I've realized over time something similar to you, that obsessing over an additional 1% gain is a waste of time compared to getting a promotion, or generating an alternative form of cash flow to grow my principal.
I'm still recalculating my net worth on a regular basis, but it's much less neurotic. I think my performance in recent years is ironically better than before, because if I look at it less, I'll make fewer dumb mistakes, and incur fewer transaction costs & fewer taxable events.
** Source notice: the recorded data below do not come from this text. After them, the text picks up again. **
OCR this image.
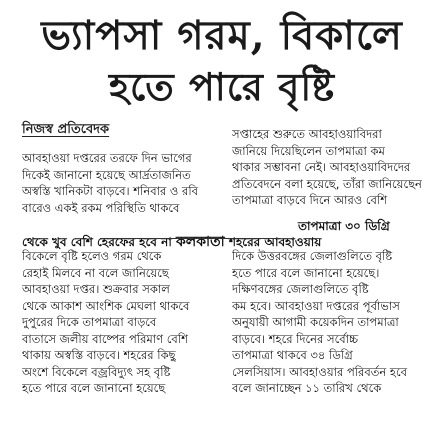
ভ্যাপসা গরম, বিকালে
হতে পারে বৃষ্টি
নিজস্ব প্রতিবেদক	সপ্তাহের শুরুতে আবহাওয়াবিদরা

জানিয়ে দিয়েছিলেন তাপমাত্রা কম

থাকার সম্ভাবনা নেই। আবহাওয়াবিদদের

প্রতিবেদনে বলা হয়েছে, তাঁরা জানিয়েছেন

তাপমাত্রা বাড়বে দিনে আরও বেশি

আবহাওয়া দপ্তরের তরফে দিন ভাগের

দিকেই জানানো হয়েছে আর্দ্রতাজনিত

অস্বস্তি খানিকটা বাড়বে। শনিবার ও রবি

বারেও একই রকম পরিস্থিতি থাকবে

তাপমাত্রা ৩০ ডিগ্রি

থেকে খুব বেশি হেরফের হবে না কলকাতা শহরের আবহাওয়ায়

বিকেলে বৃষ্টি হলেও গরম থেকে

রেহাই মিলবে না বলে জানিয়েছে

আবহাওয়া দপ্তর। শুক্রবার সকাল

থেকে আকাশ আংশিক মেঘলা থাকবে

দুপুরের দিকে তাপমাত্রা বাড়বে

বাতাসে জলীয় বাষ্পের পরিমাণ বেশি

থাকায় অস্বস্তি বাড়বে। শহরের কিছু

অংশে বিকেলে বজ্রবিদ্যুৎ সহ বৃষ্টি

হতে পারে বলে জানানো হয়েছে

দিকে উত্তরবঙ্গের জেলাগুলিতে বৃষ্টি

হতে পারে বলে জানানো হয়েছে।

দক্ষিণবঙ্গের জেলাগুলিতে বৃষ্টি

কম হবে। আবহাওয়া দপ্তরের পূর্বাভাস

অনুযায়ী আগামী কয়েকদিন তাপমাত্রা

বাড়বে। শহরে দিনের সর্বোচ্চ

তাপমাত্রা থাকবে ৩৪ ডিগ্রি

সেলসিয়াস। আবহাওয়ার পরিবর্তন হবে

বলে জানাচ্ছেন ১১ তারিখ থেকে
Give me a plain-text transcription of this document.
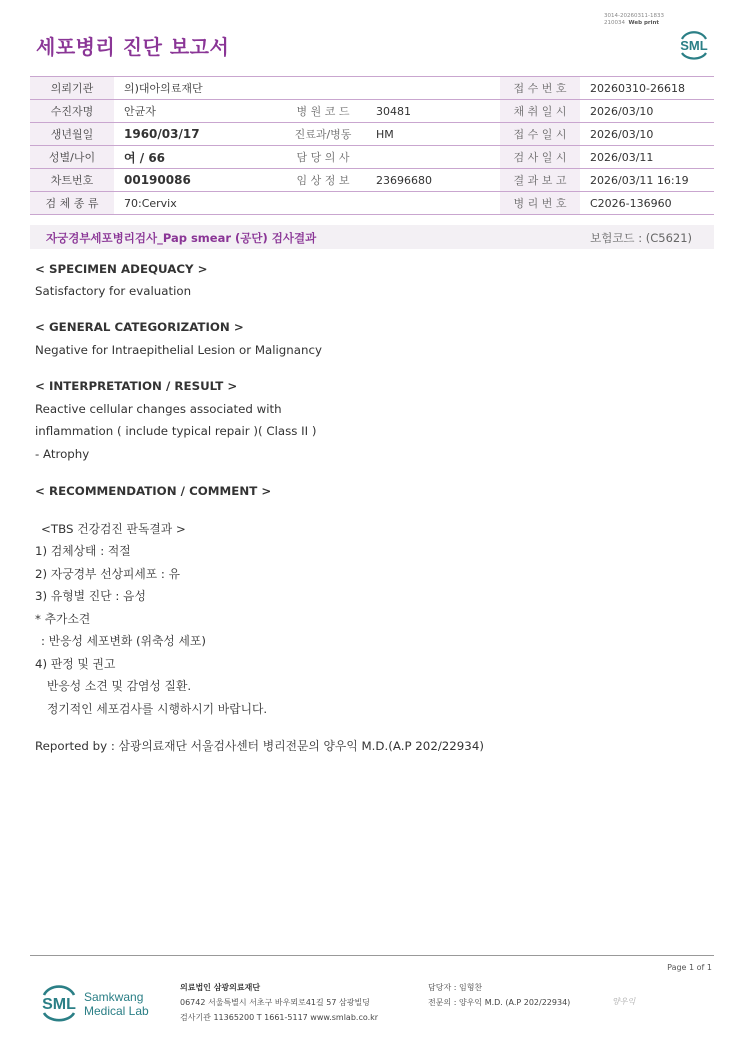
3014-20260311-1833
210034 Web print
세포병리 진단 보고서	SML
의뢰기관	의)대아의료재단			접 수 번 호	20260310-26618
수진자명	안균자	병 원 코 드	30481	채 취 일 시	2026/03/10
생년월일	1960/03/17	진료과/병동	HM	접 수 일 시	2026/03/10
성별/나이	여 / 66	담 당 의 사		검 사 일 시	2026/03/11
차트번호	00190086	임 상 정 보	23696680	결 과 보 고	2026/03/11 16:19
검 체 종 류	70:Cervix			병 리 번 호	C2026-136960
자궁경부세포병리검사_Pap smear (공단) 검사결과	보험코드 : (C5621)
< SPECIMEN ADEQUACY >
Satisfactory for evaluation
< GENERAL CATEGORIZATION >
Negative for Intraepithelial Lesion or Malignancy
< INTERPRETATION / RESULT >
Reactive cellular changes associated with
inflammation ( include typical repair )( Class II )
- Atrophy
< RECOMMENDATION / COMMENT >
<TBS 건강검진 판독결과 >
1) 검체상태 : 적절
2) 자궁경부 선상피세포 : 유
3) 유형별 진단 : 음성
* 추가소견
: 반응성 세포변화 (위축성 세포)
4) 판정 및 권고
반응성 소견 및 감염성 질환.
정기적인 세포검사를 시행하시기 바랍니다.
Reported by : 삼광의료재단 서울검사센터 병리전문의 양우익 M.D.(A.P 202/22934)
Page 1 of 1
SML Samkwang
Medical Lab
의료법인 삼광의료재단
06742 서울특별시 서초구 바우뫼로41길 57 삼광빌딩
검사기관 11365200 T 1661-5117 www.smlab.co.kr
담당자 : 임형찬
전문의 : 양우익 M.D. (A.P 202/22934)	양우익
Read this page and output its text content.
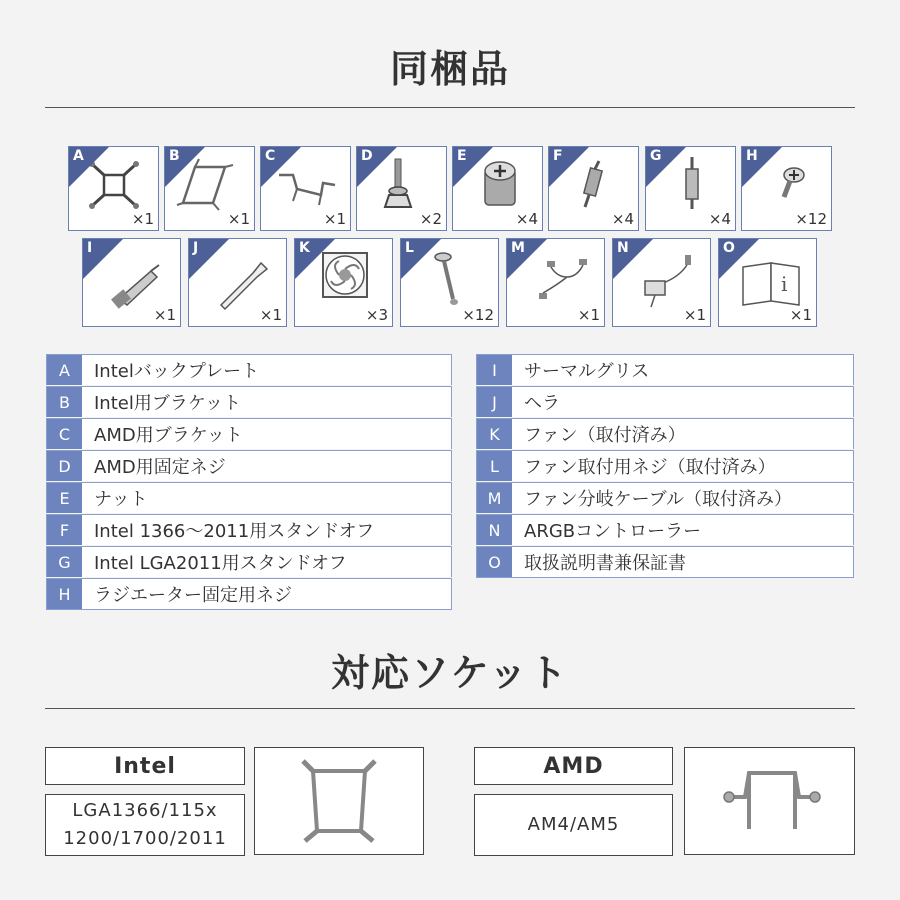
同梱品
A
×1
B
×1
C
×1
D
×2
E
×4
F
×4
G
×4
H
×12
I
×1
J
×1
K
×3
L
×12
M
×1
N
×1
i
O
×1
A	Intelバックプレート
B	Intel用ブラケット
C	AMD用ブラケット
D	AMD用固定ネジ
E	ナット
F	Intel 1366〜2011用スタンドオフ
G	Intel LGA2011用スタンドオフ
H	ラジエーター固定用ネジ
I	サーマルグリス
J	ヘラ
K	ファン（取付済み）
L	ファン取付用ネジ（取付済み）
M	ファン分岐ケーブル（取付済み）
N	ARGBコントローラー
O	取扱説明書兼保証書
対応ソケット
Intel
LGA1366/115x
1200/1700/2011
AMD
AM4/AM5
I tend to only trade crypto these days and only aim to gain on big cycles in the market. If it feels like the market is hot even if it’s not the peak I sell. I buy or sell depending on the log curve trend line of adoption of new technology. Since crypto has an adoption trend similar to that of the internet you have some preconceived notions of how fast or slow user growth will be with there being volatility throughout. You can tell the market is too hot when new people are entering and throwing a lot of money into it. When my electrician who was installing my power distribution for our mining farm said he wanted to purchase mining equipment for $20k it was time to sell. When the news is telling you that something is way down but expect it to get much much worse then buy. Basically being contrarian and doing the opposite tend to always work somehow. Overall most people are thinking “What do I need to have in savings to retire?”. Honestly if you have recurring profits that outweigh your expenses then you can retire much earlier than people think.